I have no doubt that this Jagged fellow has been doing some very sloppy and probably biased editing but this strikes me as an exceedingly sloppy example to be picking on. I hope the irony is also not lost on anyone here that no one is bothering to fact check the sloppiness of a WR contributer. It would also be nice to see some evidence of Jagged's misinformation actually making it into the rest of cyberspace. I don't see this, all I see is the mere fact that "Avicennian logic" turns up Google hits but then again it's used in the Stanford Encyclopedia so what does that prove? The real problem here is that the encyclopedia drives off people with actual expertise in subjects like this, and then someone arrives with good intentions and writes junk entries about subjects they have no business covering. The solution is of course for people who do have some knowledge in these areas to go about fixing the entries instead of wasting time discussing them. If Jagged has provided a very distorted picture of Avicenna's contributions to logic lets see it fixed.

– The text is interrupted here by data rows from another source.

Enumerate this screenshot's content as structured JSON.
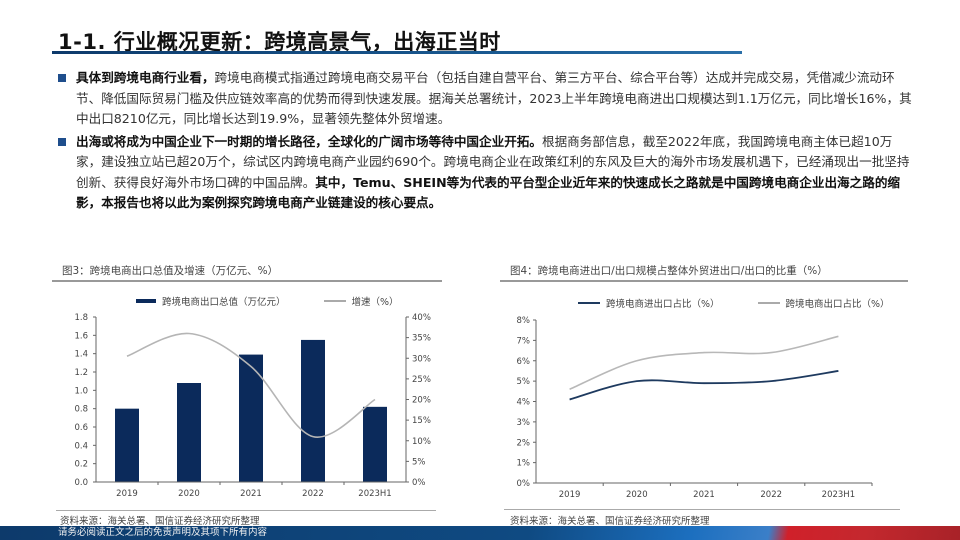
{
  "slide": {
    "title": "1-1. 行业概况更新：跨境高景气，出海正当时",
    "accent_color": "#0d3a6b"
  },
  "bullets": [
    {
      "bold": "具体到跨境电商行业看，",
      "text": "跨境电商模式指通过跨境电商交易平台（包括自建自营平台、第三方平台、综合平台等）达成并完成交易，凭借减少流动环节、降低国际贸易门槛及供应链效率高的优势而得到快速发展。据海关总署统计，2023上半年跨境电商进出口规模达到1.1万亿元，同比增长16%，其中出口8210亿元，同比增长达到19.9%，显著领先整体外贸增速。"
    },
    {
      "bold": "出海或将成为中国企业下一时期的增长路径，全球化的广阔市场等待中国企业开拓。",
      "text": "根据商务部信息，截至2022年底，我国跨境电商主体已超10万家，建设独立站已超20万个，综试区内跨境电商产业园约690个。跨境电商企业在政策红利的东风及巨大的海外市场发展机遇下，已经涌现出一批坚持创新、获得良好海外市场口碑的中国品牌。",
      "bold2": "其中，Temu、SHEIN等为代表的平台型企业近年来的快速成长之路就是中国跨境电商企业出海之路的缩影，本报告也将以此为案例探究跨境电商产业链建设的核心要点。"
    }
  ],
  "figures": [
    {
      "title": "图3：跨境电商出口总值及增速（万亿元、%）",
      "source": "资料来源：海关总署、国信证券经济研究所整理",
      "legend": [
        "跨境电商出口总值（万亿元）",
        "增速（%）"
      ],
      "y_left_ticks": [
        "1.8",
        "1.6",
        "1.4",
        "1.2",
        "1.0",
        "0.8",
        "0.6",
        "0.4",
        "0.2",
        "0.0"
      ],
      "y_right_ticks": [
        "40%",
        "35%",
        "30%",
        "25%",
        "20%",
        "15%",
        "10%",
        "5%",
        "0%"
      ],
      "x_ticks": [
        "2019",
        "2020",
        "2021",
        "2022",
        "2023H1"
      ]
    },
    {
      "title": "图4：跨境电商进出口/出口规模占整体外贸进出口/出口的比重（%）",
      "source": "资料来源：海关总署、国信证券经济研究所整理",
      "legend": [
        "跨境电商进出口占比（%）",
        "跨境电商出口占比（%）"
      ],
      "y_ticks": [
        "8%",
        "7%",
        "6%",
        "5%",
        "4%",
        "3%",
        "2%",
        "1%",
        "0%"
      ],
      "x_ticks": [
        "2019",
        "2020",
        "2021",
        "2022",
        "2023H1"
      ]
    }
  ],
  "chart_data": [
    {
      "type": "bar",
      "title": "图3：跨境电商出口总值及增速（万亿元、%）",
      "categories": [
        "2019",
        "2020",
        "2021",
        "2022",
        "2023H1"
      ],
      "series": [
        {
          "name": "跨境电商出口总值（万亿元）",
          "type": "bar",
          "axis": "left",
          "color": "#0b2a5b",
          "values": [
            0.8,
            1.08,
            1.39,
            1.55,
            0.82
          ]
        },
        {
          "name": "增速（%）",
          "type": "line",
          "axis": "right",
          "color": "#aaaaaa",
          "values": [
            30.5,
            36.0,
            28.0,
            11.0,
            20.0
          ]
        }
      ],
      "ylim_left": [
        0,
        1.8
      ],
      "ylim_right": [
        0,
        40
      ],
      "xlabel": "",
      "ylabel": "",
      "grid": false,
      "legend_position": "top"
    },
    {
      "type": "line",
      "title": "图4：跨境电商进出口/出口规模占整体外贸进出口/出口的比重（%）",
      "categories": [
        "2019",
        "2020",
        "2021",
        "2022",
        "2023H1"
      ],
      "series": [
        {
          "name": "跨境电商进出口占比（%）",
          "color": "#1e3a5f",
          "values": [
            4.1,
            5.0,
            4.9,
            5.0,
            5.5
          ]
        },
        {
          "name": "跨境电商出口占比（%）",
          "color": "#b0b0b0",
          "values": [
            4.6,
            6.0,
            6.4,
            6.4,
            7.2
          ]
        }
      ],
      "ylim": [
        0,
        8
      ],
      "xlabel": "",
      "ylabel": "",
      "grid": false,
      "legend_position": "top"
    }
  ],
  "footer": {
    "disclaimer": "请务必阅读正文之后的免责声明及其项下所有内容"
  }
}
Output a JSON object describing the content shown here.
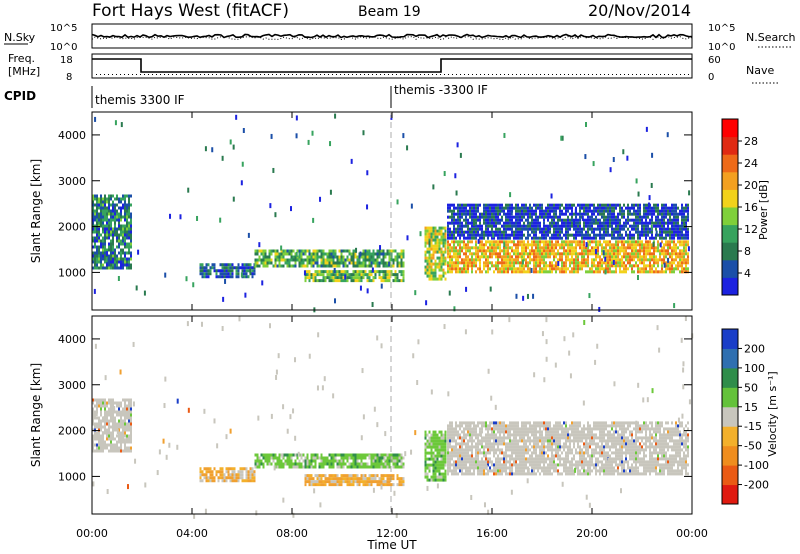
{
  "header": {
    "station": "Fort Hays West (fitACF)",
    "beam": "Beam 19",
    "date": "20/Nov/2014"
  },
  "noise_panel": {
    "left_label": "N.Sky",
    "right_label": "N.Search",
    "left_ticks": [
      "10^5",
      "10^0"
    ],
    "right_ticks": [
      "10^5",
      "10^0"
    ]
  },
  "freq_panel": {
    "left_label_1": "Freq.",
    "left_label_2": "[MHz]",
    "right_label": "Nave",
    "left_ticks": [
      "18",
      "8"
    ],
    "right_ticks": [
      "60",
      "0"
    ]
  },
  "cpid": {
    "label": "CPID",
    "segments": [
      {
        "start_hour": 0,
        "text": "themis 3300 IF"
      },
      {
        "start_hour": 12,
        "text": "themis -3300 IF"
      }
    ]
  },
  "colors": {
    "power": [
      "#1c22e0",
      "#1b4fa8",
      "#2a7a4f",
      "#37a35e",
      "#7fcf3a",
      "#f2d21b",
      "#f3a020",
      "#ee6a18",
      "#e02a12",
      "#ff0000"
    ],
    "velocity_pos": [
      "#1a3ec8",
      "#2f6fb0",
      "#2f8d4a",
      "#64c23a"
    ],
    "velocity_neutral": "#c8c6bd",
    "velocity_neg": [
      "#f3b02b",
      "#ef8d1e",
      "#ea5a14",
      "#e01a10"
    ],
    "velocity_green": "#6cc83a",
    "velocity_orange": "#f0a030"
  },
  "chart_data": [
    {
      "type": "heatmap",
      "name": "power",
      "ylabel": "Slant Range [km]",
      "colorbar_label": "Power [dB]",
      "colorbar_ticks": [
        "4",
        "8",
        "12",
        "16",
        "20",
        "24",
        "28"
      ],
      "ylim": [
        180,
        4500
      ],
      "yticks": [
        "1000",
        "2000",
        "3000",
        "4000"
      ],
      "regions": [
        {
          "x": [
            0.0,
            1.6
          ],
          "y": [
            1050,
            2700
          ],
          "level": 0.3
        },
        {
          "x": [
            4.3,
            6.5
          ],
          "y": [
            880,
            1200
          ],
          "level": 0.25
        },
        {
          "x": [
            6.5,
            12.5
          ],
          "y": [
            1100,
            1500
          ],
          "level": 0.45
        },
        {
          "x": [
            8.5,
            12.5
          ],
          "y": [
            780,
            1050
          ],
          "level": 0.5
        },
        {
          "x": [
            13.3,
            14.2
          ],
          "y": [
            800,
            2000
          ],
          "level": 0.6
        },
        {
          "x": [
            14.2,
            23.9
          ],
          "y": [
            1000,
            1700
          ],
          "level": 0.75
        },
        {
          "x": [
            14.2,
            23.9
          ],
          "y": [
            1700,
            2500
          ],
          "level": 0.15
        }
      ]
    },
    {
      "type": "heatmap",
      "name": "velocity",
      "ylabel": "Slant Range [km]",
      "xlabel": "Time UT",
      "colorbar_label": "Velocity [m s⁻¹]",
      "colorbar_ticks": [
        "-200",
        "-100",
        "-50",
        "-15",
        "15",
        "50",
        "100",
        "200"
      ],
      "ylim": [
        180,
        4500
      ],
      "yticks": [
        "1000",
        "2000",
        "3000",
        "4000"
      ],
      "xlim": [
        0,
        24
      ],
      "xticks": [
        "00:00",
        "04:00",
        "08:00",
        "12:00",
        "16:00",
        "20:00",
        "00:00"
      ],
      "regions": [
        {
          "x": [
            0.0,
            1.6
          ],
          "y": [
            1500,
            2700
          ],
          "tone": "neutral"
        },
        {
          "x": [
            4.3,
            6.5
          ],
          "y": [
            880,
            1200
          ],
          "tone": "orange"
        },
        {
          "x": [
            6.5,
            12.5
          ],
          "y": [
            1150,
            1500
          ],
          "tone": "green"
        },
        {
          "x": [
            8.5,
            12.5
          ],
          "y": [
            780,
            1050
          ],
          "tone": "orange"
        },
        {
          "x": [
            13.3,
            14.2
          ],
          "y": [
            900,
            2000
          ],
          "tone": "green"
        },
        {
          "x": [
            14.2,
            23.9
          ],
          "y": [
            1000,
            2200
          ],
          "tone": "neutral"
        }
      ]
    }
  ]
}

Addendum -- Digging even further into the references on the entry produces an even more suggestive entry from the Stanford Encyclopedia regarding whether or not Avicennian logic can be described as a "system" or at least "school" of logic. Again this was easily linkable through the entry
But the work on logic which was both technically advanced (and therefore unlike Ghazâlî's) and influential on later Arabic logicians (and therefore unlike Averroes') was done by Avicennan logicians who had begun to repair and reformulate Avicenna's work. Just as Avicenna had declared himself free to rework Aristotle as Intuition dictated, so too Avicenna's school regarded itself free to repair the Avicennan system as need arose, whether from internal inconsistencies, or from intellectual requirements extrinsic to the system. A major early representative of this trend is ‘Umar ibn Sahlân as-Sâwî (d. 1148) who began, in his Logical Insights for Nasîraddîn, to rework Avicenna's modal syllogistic. It was to be his students and their students, however, who would go on to make the final changes to Avicennan logic that characterized the subject that came to be taught in the madrasa.
Sounds like a "system of logic" to this layman. I remain perplexed here.